For most species, most of the time, remembering gist rather than detail is enough. If you are a beaver, you need to know how to build dams, but you don't need to remember where each individual branch is. For most of evolution, the costs and benefits of context-dependent memory worked out fine: fast for gist, poor for detail; so be it.

If you are human, though, things are often different; societies and circumstances sometimes require of us a precision that wasn't demanded of our ancestors. In the courtroom, for example, it's not enough to know that some guy committed a crime; we need to know which guy did — which is often more than the average human can remember. Yet, until recently, with the rise of DNA evidence, eyewitness testimony has often been treated as the final arbiter; when an honest-looking witness appears confident, juries usually assume that this person speaks the truth.

Such trust is almost certainly misplaced — not because honest people lie, but because even the most honorable witness is just human— saddled with contextually driven memory. Oodles of evidence for this comes from the lab of the psychologist Elizabeth Loftus. In a typical study, Loftus shows her subjects a film of a car accident and asks them afterward what happened. Distortion and interference rule the day. For example, in one experiment, Loftus showed people slides of a car running a stop sign. Subjects who later heard mention of a yield sign would often blend what they saw with what they heard and misremember the car as driving past a yield sign rather than a stop sign.

In another experiment, Loftus asked several different groups of subjects (all of whom had seen a film of another car accident) slightly different questions, such as How fast were the cars going when they hit each other? or How fast were the cars going when they smashed into each other? All that varied from one version to the next was the final verb (hit, smashed, contacted, and so forth). Yet this slight difference in wording was enough to affect people's memory: subjects who heard verbs like smashed estimated the crash as occurring at 40.8

miles per hour, a significantly greater speed than that reported by those who heard verbs with milder connotations, like hit (34.0) and contacted (31.8). The word smashed cues different memories than hit, subtly influencing people's estimates.

Both studies confirm what most lawyers already know: questions can "lead witnesses." This research also makes clear just how unreliable memory can be. As far as we can tell, this pattern holds just as strongly outside the lab. One recent real-world study, admittedly small, concerned people who had been wrongly imprisoned (and were subsequently cleared on the basis of DNA tests). Over 90 percent of their convictions had hinged on faulty eyewitness testimony.

When we consider the evolutionary origins of memory, we can start to understand this problem. Eyewitness testimony is unreliable because our memories are stored in bits and pieces; without a proper system for locating or keeping them together, context affects how well we retrieve them.
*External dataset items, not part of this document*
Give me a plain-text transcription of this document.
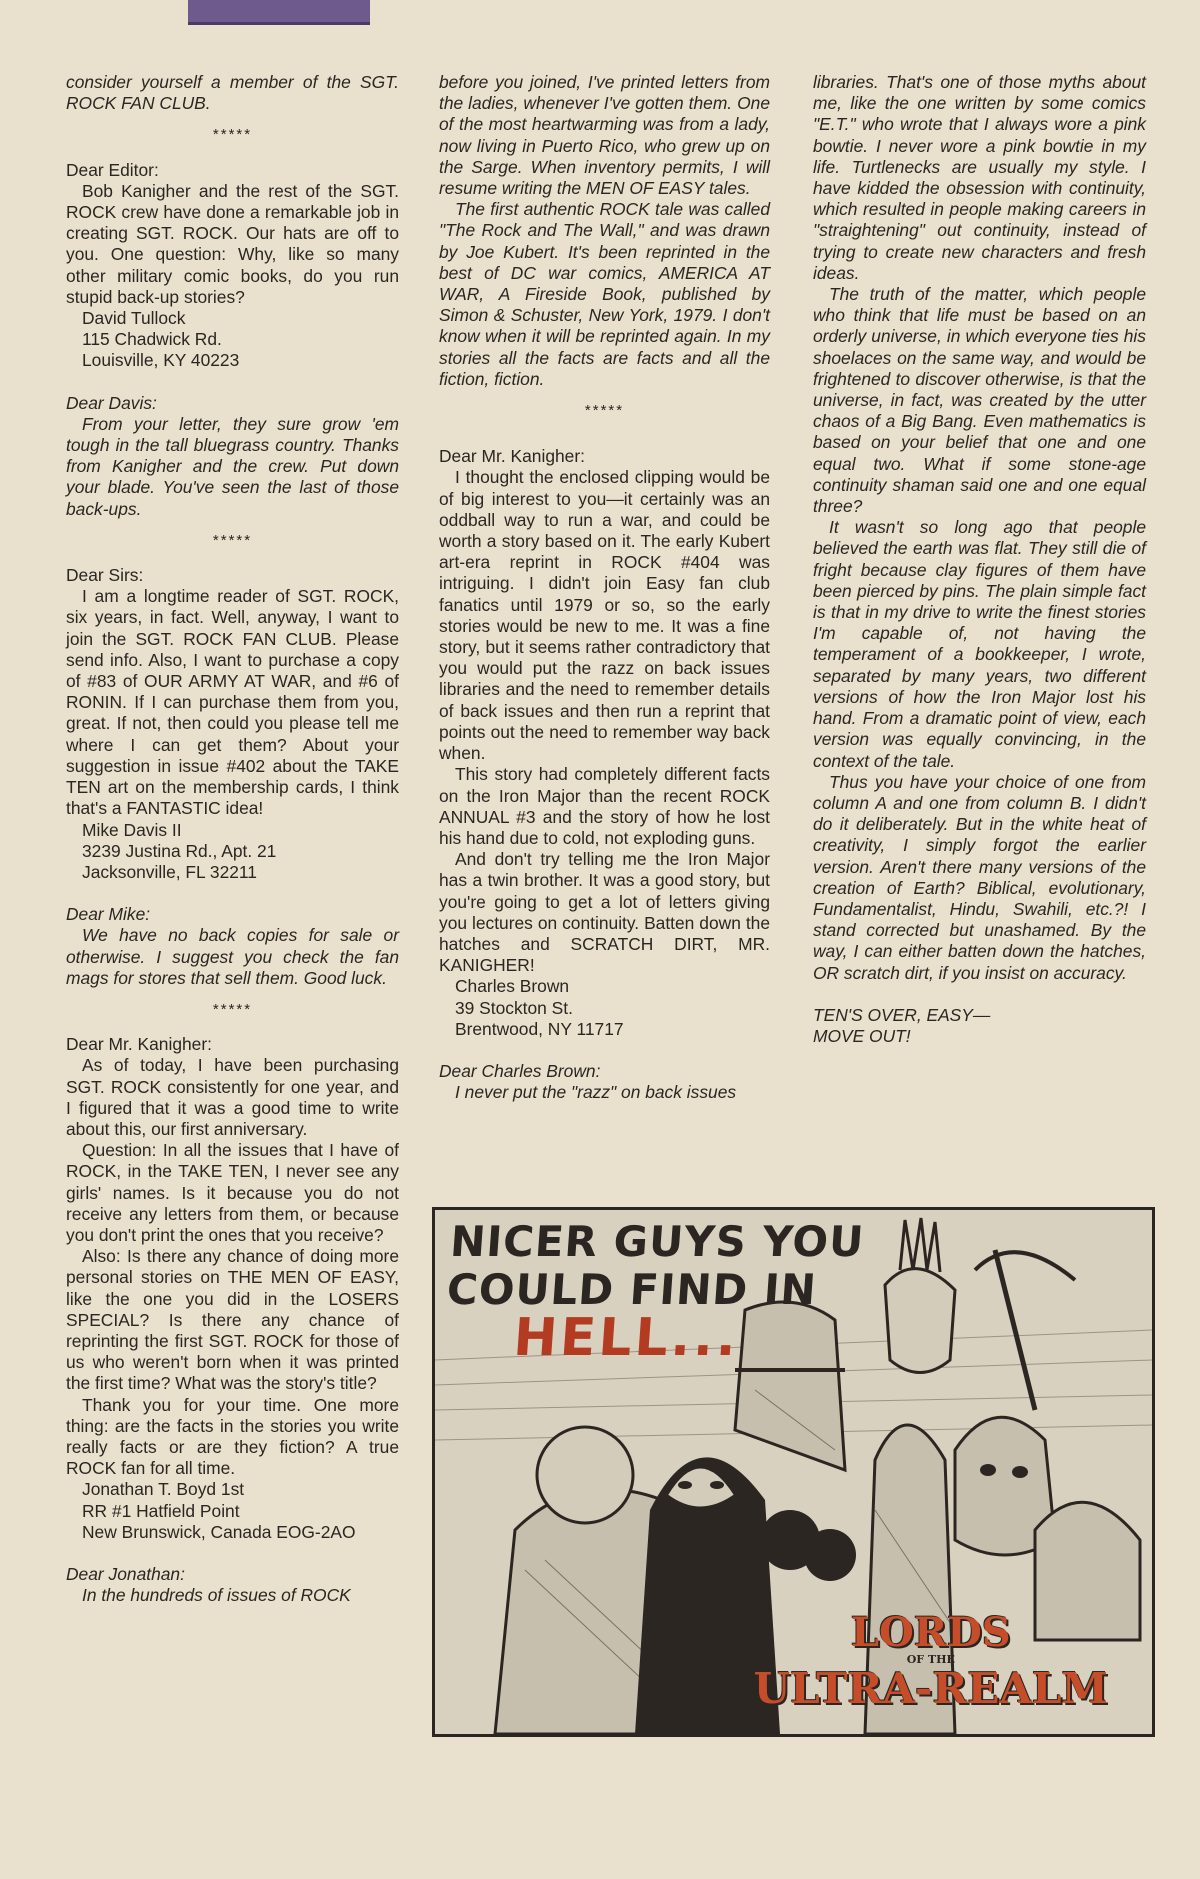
consider yourself a member of the SGT. ROCK FAN CLUB.

*****

Dear Editor:

Bob Kanigher and the rest of the SGT. ROCK crew have done a remarkable job in creating SGT. ROCK. Our hats are off to you. One question: Why, like so many other military comic books, do you run stupid back-up stories?

David Tullock

115 Chadwick Rd.

Louisville, KY 40223

Dear Davis:

From your letter, they sure grow 'em tough in the tall bluegrass country. Thanks from Kanigher and the crew. Put down your blade. You've seen the last of those back-ups.

*****

Dear Sirs:

I am a longtime reader of SGT. ROCK, six years, in fact. Well, anyway, I want to join the SGT. ROCK FAN CLUB. Please send info. Also, I want to purchase a copy of #83 of OUR ARMY AT WAR, and #6 of RONIN. If I can purchase them from you, great. If not, then could you please tell me where I can get them? About your suggestion in issue #402 about the TAKE TEN art on the membership cards, I think that's a FANTASTIC idea!

Mike Davis II

3239 Justina Rd., Apt. 21

Jacksonville, FL 32211

Dear Mike:

We have no back copies for sale or otherwise. I suggest you check the fan mags for stores that sell them. Good luck.

*****

Dear Mr. Kanigher:

As of today, I have been purchasing SGT. ROCK consistently for one year, and I figured that it was a good time to write about this, our first anniversary.

Question: In all the issues that I have of ROCK, in the TAKE TEN, I never see any girls' names. Is it because you do not receive any letters from them, or because you don't print the ones that you receive?

Also: Is there any chance of doing more personal stories on THE MEN OF EASY, like the one you did in the LOSERS SPECIAL? Is there any chance of reprinting the first SGT. ROCK for those of us who weren't born when it was printed the first time? What was the story's title?

Thank you for your time. One more thing: are the facts in the stories you write really facts or are they fiction? A true ROCK fan for all time.

Jonathan T. Boyd 1st

RR #1 Hatfield Point

New Brunswick, Canada EOG-2AO

Dear Jonathan:

In the hundreds of issues of ROCK

before you joined, I've printed letters from the ladies, whenever I've gotten them. One of the most heartwarming was from a lady, now living in Puerto Rico, who grew up on the Sarge. When inventory permits, I will resume writing the MEN OF EASY tales.

The first authentic ROCK tale was called "The Rock and The Wall," and was drawn by Joe Kubert. It's been reprinted in the best of DC war comics, AMERICA AT WAR, A Fireside Book, published by Simon & Schuster, New York, 1979. I don't know when it will be reprinted again. In my stories all the facts are facts and all the fiction, fiction.

*****

Dear Mr. Kanigher:

I thought the enclosed clipping would be of big interest to you—it certainly was an oddball way to run a war, and could be worth a story based on it. The early Kubert art-era reprint in ROCK #404 was intriguing. I didn't join Easy fan club fanatics until 1979 or so, so the early stories would be new to me. It was a fine story, but it seems rather contradictory that you would put the razz on back issues libraries and the need to remember details of back issues and then run a reprint that points out the need to remember way back when.

This story had completely different facts on the Iron Major than the recent ROCK ANNUAL #3 and the story of how he lost his hand due to cold, not exploding guns.

And don't try telling me the Iron Major has a twin brother. It was a good story, but you're going to get a lot of letters giving you lectures on continuity. Batten down the hatches and SCRATCH DIRT, MR. KANIGHER!

Charles Brown

39 Stockton St.

Brentwood, NY 11717

Dear Charles Brown:

I never put the "razz" on back issues

libraries. That's one of those myths about me, like the one written by some comics "E.T." who wrote that I always wore a pink bowtie. I never wore a pink bowtie in my life. Turtlenecks are usually my style. I have kidded the obsession with continuity, which resulted in people making careers in "straightening" out continuity, instead of trying to create new characters and fresh ideas.

The truth of the matter, which people who think that life must be based on an orderly universe, in which everyone ties his shoelaces on the same way, and would be frightened to discover otherwise, is that the universe, in fact, was created by the utter chaos of a Big Bang. Even mathematics is based on your belief that one and one equal two. What if some stone-age continuity shaman said one and one equal three?

It wasn't so long ago that people believed the earth was flat. They still die of fright because clay figures of them have been pierced by pins. The plain simple fact is that in my drive to write the finest stories I'm capable of, not having the temperament of a bookkeeper, I wrote, separated by many years, two different versions of how the Iron Major lost his hand. From a dramatic point of view, each version was equally convincing, in the context of the tale.

Thus you have your choice of one from column A and one from column B. I didn't do it deliberately. But in the white heat of creativity, I simply forgot the earlier version. Aren't there many versions of the creation of Earth? Biblical, evolutionary, Fundamentalist, Hindu, Swahili, etc.?! I stand corrected but unashamed. By the way, I can either batten down the hatches, OR scratch dirt, if you insist on accuracy.

TEN'S OVER, EASY—

MOVE OUT!

NICER GUYS YOU
COULD FIND IN
HELL...
LORDS
OF THE
ULTRA-REALM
Expecting human memory to have the fidelity of a video recorder (as juries often do) is patently unrealistic. Memories related to accidents and crimes are, like all memories, vulnerable to distortion.

A memorable line from George Orwell's novel 1984 states that "Oceania had always been at war with Eurasia" — the irony being, of course, that until recently (in the time frame of the book) Oceania had not in fact been at war with Eurasia. ("As Winston well knew, it was only four years since Oceania had been at war with Eastasia and in alliance with Eurasia.") The dictators of 1984 manipulate the masses by revising history. This idea is, of course, essential to the book, but when I read it as a smug teenager, I found the whole thing implausible: wouldn't people remember that the battle lines only recently had been redrawn? Who was fooling whom?

Now I realize that Orwell's conceit wasn't so far-fetched. All memories — even those concerning our own history — are constantly being revised. Every time we access a memory, it becomes "labile," subject to change, and this seems to be true even for memories that seem especially important and firmly established, such as those of political events or our own experiences.